The heat conducting sleeve 200 can be a fastener, and the inner diameter of the heat conducting sleeve 200 is less than or equal to the outer diameter of the capillary tube 100, so that the heat conducting sleeve 200 can be deformed and pressed outside the capillary tube 100. In detail, when the heat conductive sleeve 200 is a fastener, the shape of the heat conductive sleeve 200 may be C-shaped, that is, the heat conductive sleeve 200 may be a C-shaped buckle. In addition, the heat conductive sleeve 200 may also be a ring body, and the inner diameter of the heat conductive sleeve 200 conforms to the outer diameter of the capillary tube 100, so that the heat conductive sleeve 200 can be pressed outside the capillary tube 100. In the present embodiment, the heat conductive sleeve 200 is exemplified by a fastener.

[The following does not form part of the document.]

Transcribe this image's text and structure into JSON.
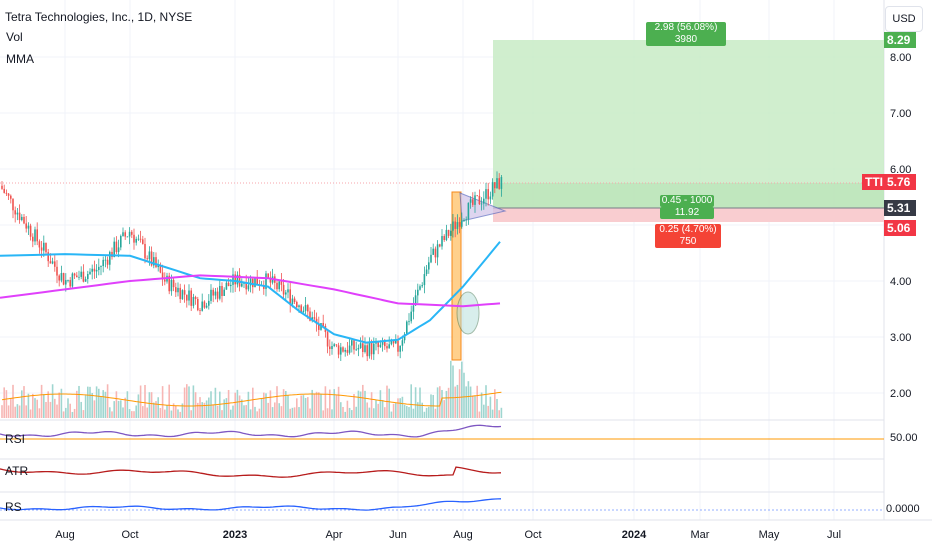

Wherein the heat conducting sleeve 200 is pressed in the technique of the capillary tube 100, the inner side of the heat conducting sleeve 200 can completely contact the outer side of the capillary tube 100 regardless of whether the heat conducting sleeve 200 is a fastener or a ring body.

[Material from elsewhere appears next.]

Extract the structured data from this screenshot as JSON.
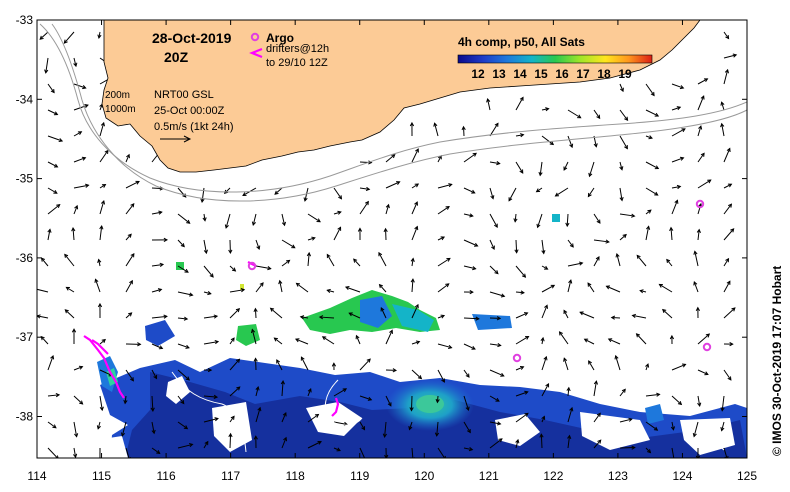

The material of the capillary tube 100 is plastic. Further, the material of the capillary tube 100 is polycarbonate (PC). The material of the heat conductive sleeve 200 is metal. The material of the capillary tube 100 and the heat-conductive sleeve 200 is a material that meets the demand and is relatively inexpensive according to conditions such as heat resistance and strength, and can reliably reduce the product price.

Although the present invention has been disclosed in the above embodiments, it is not intended to limit the present invention, and anyone skilled in the art can not deviate from the spirit of the present invention. And the scope of protection of the present invention is defined by the scope of the appended claims.

100‧‧‧ capillary

110‧‧‧

200‧‧‧heating sleeve

300‧‧‧heat source

120‧‧‧ Ring groove

Claims (7)

A container for nucleic acid amplification reaction comprising: a capillary tube; and a thermal sleeve that is pressed outside the capillary tube. A container for the nucleic acid amplification reaction of claim 1, wherein the thermally conductive sleeve is a ring. A container for the nucleic acid amplification reaction of claim 1, wherein the thermally conductive sleeve is a fastener. A container for the nucleic acid amplification reaction of claim 3, wherein the thermally conductive sleeve is C-shaped. The container for nucleic acid amplification reaction according to claim 1, wherein the capillary is made of plastic. The container for nucleic acid amplification reaction according to claim 5, wherein the capillary is made of polycarbonate. The container for nucleic acid amplification reaction according to claim 1, wherein the heat conductive sleeve is made of metal.